Alternativement, une certaine forme de traitement sur place pourrait éliminer les éléments les plus toxiques, mais pour ce faire, il faut en savoir plus sur les matériaux et les composants les plus dangereux. Spencer et Nicholls pensent que les décharges peuvent être considérées comme une ressource en extrayant des métaux précieux précieux, tels que le lithium et le fer, ou des plastiques qui pourraient être réutilisés ou recyclés.

L’exploitation minière des décharges pourrait collecter suffisamment de fonds pour traiter efficacement les contaminants restants, dit Spencer, mais il y a un débat sur la question de savoir si l’économie pourrait un jour s’accumuler.

Il n’est pas possible de nettoyer chaque site, a déclaré Nicholls. La meilleure façon de gérer les décharges côtières à l’échelle mondiale, dit-il, est de créer un système fondé sur des preuves pour les classer en fonction du niveau de risque.

“Beaucoup de matériaux dans les décharges ne sont probablement pas très nocifs une fois dans la mer, mais certains le sont vraiment. Nous n’avons pas de méthodologie pour prendre cette décision rationnelle et nous devons d’abord nous attaquer aux pires », dit-il.

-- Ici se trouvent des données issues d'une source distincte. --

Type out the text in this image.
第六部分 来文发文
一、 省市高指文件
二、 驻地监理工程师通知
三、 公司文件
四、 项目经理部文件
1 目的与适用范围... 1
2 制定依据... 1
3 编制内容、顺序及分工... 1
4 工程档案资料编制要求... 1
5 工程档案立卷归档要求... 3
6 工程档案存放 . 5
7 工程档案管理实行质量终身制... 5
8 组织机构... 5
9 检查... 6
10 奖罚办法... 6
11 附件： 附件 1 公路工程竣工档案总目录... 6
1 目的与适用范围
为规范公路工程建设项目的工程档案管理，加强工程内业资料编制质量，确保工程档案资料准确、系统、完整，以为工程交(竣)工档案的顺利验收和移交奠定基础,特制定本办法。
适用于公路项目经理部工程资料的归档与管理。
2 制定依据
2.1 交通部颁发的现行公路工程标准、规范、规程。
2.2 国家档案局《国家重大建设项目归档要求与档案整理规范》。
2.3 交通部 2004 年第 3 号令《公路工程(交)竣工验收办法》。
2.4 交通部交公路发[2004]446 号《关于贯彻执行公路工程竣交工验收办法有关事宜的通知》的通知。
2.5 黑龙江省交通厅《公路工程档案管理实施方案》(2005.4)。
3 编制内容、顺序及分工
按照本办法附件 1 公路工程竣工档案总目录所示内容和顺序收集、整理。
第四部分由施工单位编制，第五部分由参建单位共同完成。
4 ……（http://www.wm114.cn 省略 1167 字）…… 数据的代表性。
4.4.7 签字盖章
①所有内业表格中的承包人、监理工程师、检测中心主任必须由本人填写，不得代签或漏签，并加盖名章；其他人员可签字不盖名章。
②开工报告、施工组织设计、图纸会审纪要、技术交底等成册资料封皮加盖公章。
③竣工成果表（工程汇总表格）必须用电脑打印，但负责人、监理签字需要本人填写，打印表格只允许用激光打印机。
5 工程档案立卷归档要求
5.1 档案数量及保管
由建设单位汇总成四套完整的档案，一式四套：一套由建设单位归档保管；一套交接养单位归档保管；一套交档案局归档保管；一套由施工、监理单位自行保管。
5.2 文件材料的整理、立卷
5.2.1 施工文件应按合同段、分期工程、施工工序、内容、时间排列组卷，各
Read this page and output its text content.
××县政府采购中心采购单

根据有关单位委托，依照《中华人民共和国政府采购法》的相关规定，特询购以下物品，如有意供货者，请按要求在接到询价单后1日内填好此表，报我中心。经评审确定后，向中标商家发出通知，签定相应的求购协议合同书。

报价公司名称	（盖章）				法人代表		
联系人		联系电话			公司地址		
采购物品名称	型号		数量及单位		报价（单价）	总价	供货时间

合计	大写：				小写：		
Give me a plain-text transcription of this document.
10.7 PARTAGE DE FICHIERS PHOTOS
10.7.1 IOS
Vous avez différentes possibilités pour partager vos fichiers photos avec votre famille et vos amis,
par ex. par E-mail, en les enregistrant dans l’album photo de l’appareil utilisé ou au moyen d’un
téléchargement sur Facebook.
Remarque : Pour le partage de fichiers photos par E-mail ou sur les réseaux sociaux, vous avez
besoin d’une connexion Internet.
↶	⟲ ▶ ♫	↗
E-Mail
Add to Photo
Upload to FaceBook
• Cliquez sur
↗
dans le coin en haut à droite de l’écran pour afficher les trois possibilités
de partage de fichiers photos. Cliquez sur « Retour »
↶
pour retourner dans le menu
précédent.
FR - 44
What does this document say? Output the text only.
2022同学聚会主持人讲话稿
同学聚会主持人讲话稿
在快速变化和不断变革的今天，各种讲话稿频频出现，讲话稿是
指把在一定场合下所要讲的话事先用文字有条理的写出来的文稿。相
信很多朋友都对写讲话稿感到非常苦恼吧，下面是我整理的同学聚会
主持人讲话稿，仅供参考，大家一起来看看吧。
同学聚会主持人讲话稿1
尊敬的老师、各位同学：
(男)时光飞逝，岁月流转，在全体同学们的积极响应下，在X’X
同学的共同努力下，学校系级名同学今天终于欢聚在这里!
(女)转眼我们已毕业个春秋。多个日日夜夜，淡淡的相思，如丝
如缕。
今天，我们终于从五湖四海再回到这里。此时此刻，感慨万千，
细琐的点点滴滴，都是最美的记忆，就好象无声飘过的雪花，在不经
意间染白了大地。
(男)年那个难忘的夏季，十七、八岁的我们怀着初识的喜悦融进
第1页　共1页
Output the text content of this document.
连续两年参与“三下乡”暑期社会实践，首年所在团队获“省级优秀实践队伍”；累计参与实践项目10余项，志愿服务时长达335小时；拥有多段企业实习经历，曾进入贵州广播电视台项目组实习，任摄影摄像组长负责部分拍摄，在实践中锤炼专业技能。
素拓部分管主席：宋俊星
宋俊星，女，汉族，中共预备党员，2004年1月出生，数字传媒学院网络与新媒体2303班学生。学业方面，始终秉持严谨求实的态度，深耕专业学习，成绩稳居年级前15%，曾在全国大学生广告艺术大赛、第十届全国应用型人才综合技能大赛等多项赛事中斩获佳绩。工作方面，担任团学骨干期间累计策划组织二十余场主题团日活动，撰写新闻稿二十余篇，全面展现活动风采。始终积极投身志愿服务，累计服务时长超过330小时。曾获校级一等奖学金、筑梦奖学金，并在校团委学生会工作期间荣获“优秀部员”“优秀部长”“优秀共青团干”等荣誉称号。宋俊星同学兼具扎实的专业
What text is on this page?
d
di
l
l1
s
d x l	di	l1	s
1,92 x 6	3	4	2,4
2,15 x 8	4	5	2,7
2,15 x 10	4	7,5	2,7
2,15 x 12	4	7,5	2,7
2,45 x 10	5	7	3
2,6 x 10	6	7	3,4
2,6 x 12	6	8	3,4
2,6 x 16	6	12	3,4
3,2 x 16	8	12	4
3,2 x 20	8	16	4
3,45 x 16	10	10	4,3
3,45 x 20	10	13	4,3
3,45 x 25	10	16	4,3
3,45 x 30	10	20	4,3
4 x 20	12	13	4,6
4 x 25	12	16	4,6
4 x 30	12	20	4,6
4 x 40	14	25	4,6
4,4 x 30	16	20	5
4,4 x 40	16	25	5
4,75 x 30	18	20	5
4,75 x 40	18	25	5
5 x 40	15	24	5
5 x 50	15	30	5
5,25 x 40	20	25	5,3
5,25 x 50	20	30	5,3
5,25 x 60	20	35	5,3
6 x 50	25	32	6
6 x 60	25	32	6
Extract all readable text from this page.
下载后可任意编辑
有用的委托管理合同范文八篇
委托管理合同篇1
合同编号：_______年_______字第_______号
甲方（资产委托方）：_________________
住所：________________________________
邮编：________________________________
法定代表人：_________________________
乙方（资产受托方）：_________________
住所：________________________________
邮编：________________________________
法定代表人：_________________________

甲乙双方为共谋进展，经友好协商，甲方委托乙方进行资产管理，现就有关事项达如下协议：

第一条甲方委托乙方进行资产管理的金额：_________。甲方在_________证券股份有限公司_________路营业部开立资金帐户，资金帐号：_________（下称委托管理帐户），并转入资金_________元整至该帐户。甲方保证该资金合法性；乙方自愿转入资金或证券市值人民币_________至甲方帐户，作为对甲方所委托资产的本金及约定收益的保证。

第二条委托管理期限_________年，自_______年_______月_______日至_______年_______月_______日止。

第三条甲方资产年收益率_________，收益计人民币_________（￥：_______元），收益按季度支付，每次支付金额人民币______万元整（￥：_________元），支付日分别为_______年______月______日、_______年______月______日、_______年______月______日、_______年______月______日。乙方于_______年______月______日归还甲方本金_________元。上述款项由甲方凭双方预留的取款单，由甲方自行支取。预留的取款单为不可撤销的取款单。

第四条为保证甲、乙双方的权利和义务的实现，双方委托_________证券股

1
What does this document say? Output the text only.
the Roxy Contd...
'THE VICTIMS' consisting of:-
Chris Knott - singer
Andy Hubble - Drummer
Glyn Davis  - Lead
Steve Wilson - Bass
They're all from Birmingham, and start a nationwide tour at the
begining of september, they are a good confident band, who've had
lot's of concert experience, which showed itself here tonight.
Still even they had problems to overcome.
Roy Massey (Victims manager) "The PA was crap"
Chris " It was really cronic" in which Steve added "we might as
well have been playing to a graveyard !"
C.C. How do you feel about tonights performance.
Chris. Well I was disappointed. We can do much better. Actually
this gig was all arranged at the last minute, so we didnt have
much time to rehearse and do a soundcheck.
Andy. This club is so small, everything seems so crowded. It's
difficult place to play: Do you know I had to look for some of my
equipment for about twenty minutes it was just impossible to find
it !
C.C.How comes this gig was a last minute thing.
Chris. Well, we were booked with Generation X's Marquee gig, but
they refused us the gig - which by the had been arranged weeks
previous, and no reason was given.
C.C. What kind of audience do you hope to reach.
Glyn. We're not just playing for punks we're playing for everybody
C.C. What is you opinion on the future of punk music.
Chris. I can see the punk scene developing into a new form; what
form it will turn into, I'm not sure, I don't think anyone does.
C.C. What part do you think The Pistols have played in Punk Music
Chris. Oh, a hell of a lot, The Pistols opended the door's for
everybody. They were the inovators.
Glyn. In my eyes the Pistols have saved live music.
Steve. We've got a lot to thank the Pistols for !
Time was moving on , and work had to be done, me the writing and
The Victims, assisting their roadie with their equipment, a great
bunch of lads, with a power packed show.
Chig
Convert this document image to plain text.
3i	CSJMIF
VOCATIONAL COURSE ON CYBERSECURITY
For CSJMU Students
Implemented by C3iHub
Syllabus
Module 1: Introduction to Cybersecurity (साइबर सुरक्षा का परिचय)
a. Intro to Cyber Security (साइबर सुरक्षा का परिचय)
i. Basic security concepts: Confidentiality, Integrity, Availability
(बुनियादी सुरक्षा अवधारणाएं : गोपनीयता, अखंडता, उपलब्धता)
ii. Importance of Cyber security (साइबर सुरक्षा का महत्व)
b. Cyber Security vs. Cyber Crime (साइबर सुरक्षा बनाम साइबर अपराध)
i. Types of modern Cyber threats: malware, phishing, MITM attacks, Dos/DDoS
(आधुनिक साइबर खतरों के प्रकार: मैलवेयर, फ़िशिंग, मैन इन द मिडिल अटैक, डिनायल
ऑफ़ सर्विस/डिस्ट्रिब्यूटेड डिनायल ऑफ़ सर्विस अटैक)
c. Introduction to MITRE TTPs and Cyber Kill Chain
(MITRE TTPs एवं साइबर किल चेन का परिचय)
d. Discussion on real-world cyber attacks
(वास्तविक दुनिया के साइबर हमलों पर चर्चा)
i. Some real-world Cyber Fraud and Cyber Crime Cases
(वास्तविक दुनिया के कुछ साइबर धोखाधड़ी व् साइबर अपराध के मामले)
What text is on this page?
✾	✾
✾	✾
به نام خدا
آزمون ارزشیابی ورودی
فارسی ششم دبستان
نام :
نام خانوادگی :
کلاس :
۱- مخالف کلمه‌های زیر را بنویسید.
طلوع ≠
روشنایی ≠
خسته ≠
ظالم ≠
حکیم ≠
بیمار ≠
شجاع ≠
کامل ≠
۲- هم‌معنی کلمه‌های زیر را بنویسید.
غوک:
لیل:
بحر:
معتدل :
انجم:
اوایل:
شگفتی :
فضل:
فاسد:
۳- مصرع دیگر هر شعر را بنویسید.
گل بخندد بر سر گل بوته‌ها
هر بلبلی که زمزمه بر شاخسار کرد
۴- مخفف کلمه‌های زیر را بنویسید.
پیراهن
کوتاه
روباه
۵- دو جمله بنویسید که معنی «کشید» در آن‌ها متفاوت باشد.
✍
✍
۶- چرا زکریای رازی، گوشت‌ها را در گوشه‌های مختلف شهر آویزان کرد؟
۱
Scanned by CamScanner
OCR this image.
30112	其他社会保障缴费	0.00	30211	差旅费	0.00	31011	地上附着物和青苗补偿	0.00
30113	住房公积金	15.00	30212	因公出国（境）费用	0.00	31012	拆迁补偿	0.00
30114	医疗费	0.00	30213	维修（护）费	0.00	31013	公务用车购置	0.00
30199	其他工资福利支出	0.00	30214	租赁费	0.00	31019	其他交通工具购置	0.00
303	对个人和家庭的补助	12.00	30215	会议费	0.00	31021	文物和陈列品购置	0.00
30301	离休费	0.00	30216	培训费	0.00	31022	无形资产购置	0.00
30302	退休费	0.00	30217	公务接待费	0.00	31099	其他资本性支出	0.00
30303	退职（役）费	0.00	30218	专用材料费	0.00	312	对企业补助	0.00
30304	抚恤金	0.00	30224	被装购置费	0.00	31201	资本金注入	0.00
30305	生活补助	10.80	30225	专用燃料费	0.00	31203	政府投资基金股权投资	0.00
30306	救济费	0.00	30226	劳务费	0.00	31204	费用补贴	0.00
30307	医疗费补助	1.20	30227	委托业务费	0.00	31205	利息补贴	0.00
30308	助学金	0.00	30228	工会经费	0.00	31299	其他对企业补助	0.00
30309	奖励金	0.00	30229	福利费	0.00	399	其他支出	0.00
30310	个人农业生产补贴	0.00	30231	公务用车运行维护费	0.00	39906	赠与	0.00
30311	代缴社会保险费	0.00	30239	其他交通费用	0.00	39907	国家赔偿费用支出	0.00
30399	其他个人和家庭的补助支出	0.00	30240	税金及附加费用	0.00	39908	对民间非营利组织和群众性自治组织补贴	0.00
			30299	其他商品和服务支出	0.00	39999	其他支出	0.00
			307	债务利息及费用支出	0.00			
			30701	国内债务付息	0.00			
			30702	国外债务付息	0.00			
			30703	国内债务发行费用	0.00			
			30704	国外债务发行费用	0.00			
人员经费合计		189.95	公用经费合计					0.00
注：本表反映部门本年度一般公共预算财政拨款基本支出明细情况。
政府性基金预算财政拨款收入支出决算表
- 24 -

Déterminer quels produits chimiques se trouvent dans les décharges améliorera également la compréhension des dommages potentiels qu’ils causent et qui est responsable de ces dommages, dit Spencer. “Comme pour toute pollution, identifier la source est un défi, surtout lorsqu’il existe plusieurs sources diffuses, mais jusqu’à ce que vous le fassiez, personne ne prendra la responsabilité et ne paiera pour le réparer”, dit-elle.

Nicholls espère que le développement d’outils pour effectuer de meilleures évaluations des décharges côtières au Royaume-Uni aura des conséquences considérables. “Nous pourrions aider à résoudre nos problèmes, puis exporter ce que nous apprenons et aider à résoudre les problèmes du monde”, dit-il, “parce que ce problème est universel”.